NC legislators boost HBCUs as another state budget-writing season begins

HBCU supporters press conference
HBCU supporters press conference

Dr. Paulette Dillard,President of Shaw University, and other HBCU leaders discuss the need for increased support during a May 1, 2024 press conference. (Screenshot from NCGA feed)

St. Augustine’s University in Raleigh could be in line for support from the state legislature as it struggles with financial problems, but it may be in the form of technical help rather than money. 

A news conference organized by the legislature’s bipartisan HBCU Caucus emphasizing the importance of the state’s historically Black colleges and universities was notable for the presence of both private and public school leaders. 

North Carolina has five private and five public HBCUs. NC A&T State University in Greensboro is the largest HBCU in the country. NC A&T released a study last year detailing the university’s $2.4 billion economic impact

“No entity, no single group of colleges do what they do,” said Rep. Abe Jones, a Raleigh Democrat. “Theirs is a mission that must always be supported.”
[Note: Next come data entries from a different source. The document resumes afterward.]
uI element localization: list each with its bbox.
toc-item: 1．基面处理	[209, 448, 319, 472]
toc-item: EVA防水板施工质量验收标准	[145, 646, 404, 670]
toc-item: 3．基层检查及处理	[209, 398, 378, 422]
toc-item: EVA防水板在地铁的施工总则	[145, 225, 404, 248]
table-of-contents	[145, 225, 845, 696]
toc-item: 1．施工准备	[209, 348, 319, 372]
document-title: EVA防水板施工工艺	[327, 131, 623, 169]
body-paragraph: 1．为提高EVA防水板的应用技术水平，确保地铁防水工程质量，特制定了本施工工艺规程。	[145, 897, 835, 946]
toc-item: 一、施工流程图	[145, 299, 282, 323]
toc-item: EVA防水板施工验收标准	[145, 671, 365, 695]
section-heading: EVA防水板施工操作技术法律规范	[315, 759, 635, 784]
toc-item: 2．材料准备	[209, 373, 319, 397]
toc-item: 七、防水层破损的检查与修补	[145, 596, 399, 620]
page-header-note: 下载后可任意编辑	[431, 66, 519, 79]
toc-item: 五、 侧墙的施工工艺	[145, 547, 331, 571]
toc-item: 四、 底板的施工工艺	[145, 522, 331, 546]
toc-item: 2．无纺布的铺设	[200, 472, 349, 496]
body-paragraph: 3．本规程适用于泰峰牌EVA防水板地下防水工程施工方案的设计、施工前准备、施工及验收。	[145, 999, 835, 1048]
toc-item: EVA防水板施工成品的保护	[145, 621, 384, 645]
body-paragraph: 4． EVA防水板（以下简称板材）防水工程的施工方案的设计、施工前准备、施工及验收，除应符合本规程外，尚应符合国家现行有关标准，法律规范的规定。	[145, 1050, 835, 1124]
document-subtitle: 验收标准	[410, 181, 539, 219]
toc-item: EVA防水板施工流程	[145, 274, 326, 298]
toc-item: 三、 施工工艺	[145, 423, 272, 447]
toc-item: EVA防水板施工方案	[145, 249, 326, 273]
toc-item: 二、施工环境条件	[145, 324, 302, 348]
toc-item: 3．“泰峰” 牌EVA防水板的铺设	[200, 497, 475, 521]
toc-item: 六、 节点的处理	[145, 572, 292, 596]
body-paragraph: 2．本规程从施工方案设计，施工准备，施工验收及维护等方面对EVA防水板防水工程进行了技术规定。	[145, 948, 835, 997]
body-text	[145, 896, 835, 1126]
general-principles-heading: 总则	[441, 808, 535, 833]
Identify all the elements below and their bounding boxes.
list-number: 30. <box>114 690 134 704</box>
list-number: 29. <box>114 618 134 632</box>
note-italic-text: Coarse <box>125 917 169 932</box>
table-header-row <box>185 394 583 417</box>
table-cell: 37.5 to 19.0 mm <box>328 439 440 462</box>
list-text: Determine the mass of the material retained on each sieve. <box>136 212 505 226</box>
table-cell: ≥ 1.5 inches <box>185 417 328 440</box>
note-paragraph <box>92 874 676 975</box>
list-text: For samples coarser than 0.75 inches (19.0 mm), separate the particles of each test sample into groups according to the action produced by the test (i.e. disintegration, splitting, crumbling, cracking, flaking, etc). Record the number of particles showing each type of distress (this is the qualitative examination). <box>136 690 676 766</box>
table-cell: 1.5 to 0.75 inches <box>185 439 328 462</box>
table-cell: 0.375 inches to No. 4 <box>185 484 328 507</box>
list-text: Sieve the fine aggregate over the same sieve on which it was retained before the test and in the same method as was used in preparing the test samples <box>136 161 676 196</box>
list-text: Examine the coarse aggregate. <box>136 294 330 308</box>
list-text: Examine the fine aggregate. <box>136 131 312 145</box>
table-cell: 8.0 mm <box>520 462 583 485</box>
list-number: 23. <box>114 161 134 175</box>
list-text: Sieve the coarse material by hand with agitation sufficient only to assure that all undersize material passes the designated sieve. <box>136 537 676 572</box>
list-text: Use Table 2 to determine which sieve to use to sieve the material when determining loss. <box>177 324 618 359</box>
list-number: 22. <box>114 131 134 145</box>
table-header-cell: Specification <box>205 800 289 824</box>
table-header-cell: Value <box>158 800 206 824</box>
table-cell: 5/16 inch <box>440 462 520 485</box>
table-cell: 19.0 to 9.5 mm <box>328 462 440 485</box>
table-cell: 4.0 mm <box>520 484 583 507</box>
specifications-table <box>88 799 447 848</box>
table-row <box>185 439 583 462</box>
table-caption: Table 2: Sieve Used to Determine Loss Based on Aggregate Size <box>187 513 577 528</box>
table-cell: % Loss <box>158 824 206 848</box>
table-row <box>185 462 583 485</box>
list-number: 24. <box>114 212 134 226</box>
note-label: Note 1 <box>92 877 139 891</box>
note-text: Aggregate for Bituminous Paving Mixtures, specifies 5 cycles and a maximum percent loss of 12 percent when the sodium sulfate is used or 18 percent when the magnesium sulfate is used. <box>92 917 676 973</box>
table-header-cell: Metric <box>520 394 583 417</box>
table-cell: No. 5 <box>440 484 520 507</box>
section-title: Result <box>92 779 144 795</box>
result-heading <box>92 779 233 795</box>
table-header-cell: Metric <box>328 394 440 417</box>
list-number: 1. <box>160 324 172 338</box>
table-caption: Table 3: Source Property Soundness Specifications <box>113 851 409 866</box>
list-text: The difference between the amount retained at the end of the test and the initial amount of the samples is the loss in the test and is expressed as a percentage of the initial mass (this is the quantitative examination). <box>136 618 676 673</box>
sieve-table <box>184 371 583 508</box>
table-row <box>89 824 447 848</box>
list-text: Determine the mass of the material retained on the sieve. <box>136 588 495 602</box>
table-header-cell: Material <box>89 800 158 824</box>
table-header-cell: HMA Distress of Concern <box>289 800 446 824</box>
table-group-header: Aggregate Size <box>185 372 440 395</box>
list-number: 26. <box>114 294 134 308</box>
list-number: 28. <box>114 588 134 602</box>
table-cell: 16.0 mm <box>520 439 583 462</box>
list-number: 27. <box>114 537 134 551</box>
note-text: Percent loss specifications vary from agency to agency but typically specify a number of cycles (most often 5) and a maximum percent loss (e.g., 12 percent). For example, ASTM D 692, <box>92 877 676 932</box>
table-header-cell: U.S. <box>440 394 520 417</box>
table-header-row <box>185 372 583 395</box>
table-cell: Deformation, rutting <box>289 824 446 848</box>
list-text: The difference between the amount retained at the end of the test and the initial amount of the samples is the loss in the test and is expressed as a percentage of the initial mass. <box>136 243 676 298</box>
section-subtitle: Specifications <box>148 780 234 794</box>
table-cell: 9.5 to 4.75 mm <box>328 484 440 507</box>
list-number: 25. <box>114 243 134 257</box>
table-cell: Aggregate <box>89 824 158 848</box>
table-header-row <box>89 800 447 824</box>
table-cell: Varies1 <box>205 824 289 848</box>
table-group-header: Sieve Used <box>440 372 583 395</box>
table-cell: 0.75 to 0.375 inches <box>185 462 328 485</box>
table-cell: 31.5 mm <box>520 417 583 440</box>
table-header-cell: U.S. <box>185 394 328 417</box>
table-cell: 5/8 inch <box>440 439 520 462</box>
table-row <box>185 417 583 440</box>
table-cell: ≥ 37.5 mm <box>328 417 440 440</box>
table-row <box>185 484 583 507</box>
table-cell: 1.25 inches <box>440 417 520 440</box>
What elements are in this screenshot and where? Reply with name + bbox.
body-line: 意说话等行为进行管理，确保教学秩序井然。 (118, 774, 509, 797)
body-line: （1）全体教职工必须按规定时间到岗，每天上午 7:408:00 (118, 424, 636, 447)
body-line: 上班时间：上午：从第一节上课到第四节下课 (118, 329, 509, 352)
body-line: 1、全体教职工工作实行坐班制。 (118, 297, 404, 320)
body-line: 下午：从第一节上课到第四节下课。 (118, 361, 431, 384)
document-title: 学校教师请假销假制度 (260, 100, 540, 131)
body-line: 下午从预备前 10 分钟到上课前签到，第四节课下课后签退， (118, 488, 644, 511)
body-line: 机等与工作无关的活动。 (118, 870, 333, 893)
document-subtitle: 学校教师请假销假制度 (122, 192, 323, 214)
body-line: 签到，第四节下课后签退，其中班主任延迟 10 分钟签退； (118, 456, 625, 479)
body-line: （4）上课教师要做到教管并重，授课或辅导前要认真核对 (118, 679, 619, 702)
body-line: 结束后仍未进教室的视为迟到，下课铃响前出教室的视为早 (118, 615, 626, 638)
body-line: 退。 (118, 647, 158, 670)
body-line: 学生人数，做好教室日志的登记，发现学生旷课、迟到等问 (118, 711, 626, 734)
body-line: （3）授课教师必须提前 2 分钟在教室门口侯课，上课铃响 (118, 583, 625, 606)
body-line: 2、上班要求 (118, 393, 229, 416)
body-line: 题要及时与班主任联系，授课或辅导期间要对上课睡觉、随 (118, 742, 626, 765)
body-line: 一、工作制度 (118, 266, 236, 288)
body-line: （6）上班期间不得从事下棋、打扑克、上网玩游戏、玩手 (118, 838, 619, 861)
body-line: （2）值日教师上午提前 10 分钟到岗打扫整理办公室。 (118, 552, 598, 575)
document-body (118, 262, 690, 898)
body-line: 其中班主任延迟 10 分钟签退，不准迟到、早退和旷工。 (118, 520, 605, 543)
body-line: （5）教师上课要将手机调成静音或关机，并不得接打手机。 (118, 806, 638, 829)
HBCUs have been historically underfunded.

States underfunded Black land-grant universities compared to their predominantly white counterparts for decades, according to a 2023 federal report. It identified a $2 billion funding gap between NC A&T and NC State University

Republican legislators praised the HBCUs in their districts and noted they have support from both parties. “We might disagree on a lot of things, but this is not one of them,” said Sen. Carl Ford, a Republican who represents Rowan and Stanly counties. 

The legislature has a history of funding private universities, though public universities are the first priority, said Sen. Gladys Robinson, a Guilford County Democrat. Legislators can’t promise St. Aug’s will receive money, “but there are other kinds of support,” she said. 

The IRS filed a $7.9 million tax lien against the university, WRAL has reported.  The university has other unpaid debts and is fighting to keep its accreditation. 

“Don’t count us out,” St. Aug’s interim president Marcus Burgess said at the news conference.

Burgess said the university needs funding for building renovations and construction and for students who need money to complete degree requirements.

Will Guzman, an assistant vice chancellor at NC Central University in Durham, asked to have the school’s cap on out-of-state students lifted from 35% to 50%, if not eliminated altogether. 

He asked for increased funding for the merit-based, four-year, Cheatham-White Scholarship.

He also asked that all high school students, regardless of citizenship status, be allowed to pay in-state tuition at public HBCUs.